糖尿病専門医は,専門医になった後も その名称を維持するためには,定期的に学会講演を受講して 常に最新の知識を取り入れるよう求められます. 学会に出席し 規定の単位を修得しないと,以後『日本糖尿病学会認定 糖尿病専門医』を名乗れません.

今回の『第55回 糖尿病学の進歩』でも,専門医のための指定講演が行われています.

Ahlqvist分類が初登場

その指定講演の中で,滋賀医大の前川 聡 先生がこういう講演を行っておられました.

講演のほとんどは 日本人の糖尿病患者の病態・治療について 過去からの推移と現状をまとめたものでした.また欧米人と日本人とでは,同じ糖尿病とは言っても,そもそもインスリン分泌能や遺伝子素因が異なることなどを解説されました.

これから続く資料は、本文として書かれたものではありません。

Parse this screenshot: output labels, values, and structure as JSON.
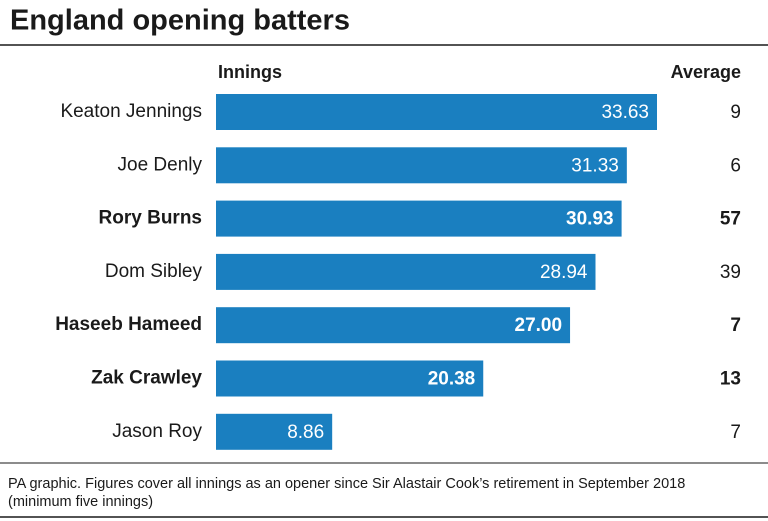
{
  "chart_data": {
    "type": "bar",
    "orientation": "horizontal",
    "title": "England opening batters",
    "bar_header": "Innings",
    "side_header": "Average",
    "categories": [
      "Keaton Jennings",
      "Joe Denly",
      "Rory Burns",
      "Dom Sibley",
      "Haseeb Hameed",
      "Zak Crawley",
      "Jason Roy"
    ],
    "values": [
      33.63,
      31.33,
      30.93,
      28.94,
      27,
      20.38,
      8.86
    ],
    "value_labels": [
      "33.63",
      "31.33",
      "30.93",
      "28.94",
      "27.00",
      "20.38",
      "8.86"
    ],
    "side_values": [
      9,
      6,
      57,
      39,
      7,
      13,
      7
    ],
    "bold": [
      false,
      false,
      true,
      false,
      true,
      true,
      false
    ],
    "color": "#1a7fc0",
    "footnote": [
      "PA graphic. Figures cover all innings as an opener since Sir Alastair Cook’s retirement in September 2018",
      "(minimum five innings)"
    ]
  }
}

そして,講演の最後の方で,Ahlqvist博士が糖尿病の新分類説を唱えたこの論文をかなり詳しく解説されました.

解説の内容自体は,このブログでもシリーズ記事で紹介した通りです.

現在2型糖尿病とひとまとめにされているが,実はそれらは 相互にまったく異なる4つの病気であること,そして,それぞれが 合併症の種類・発症リスクが異なっていることなどが解説されました.

最後に,このAhlqvist分類は,日本人の糖尿病患者を調べてもやはり同様であることを確認した 福島県立医大の島袋先生の論文も紹介しました.
その内容は 本ブログでも下記記事で紹しています.

前川先生は,講演の最後に 以上を総括して;

このようにタイプの異なる糖尿病が存在すること,そして そのタイプの違いによって,発症しやすい合併症がそれぞれ違うことは,非常に興味深い

と述べておられました.

注目すべきは,日本糖尿病学会でついに『Ahlqvist説』が初登場したことです.『糖尿病患者が1,000万人いるから,1,000万通りの個別治療をめざす』のも気宇壮大で結構な話ですが,Ahlqvist博士のように,データ分析に基づき 着実な進展が望めるアプローチの方がよほど現実的だと思います.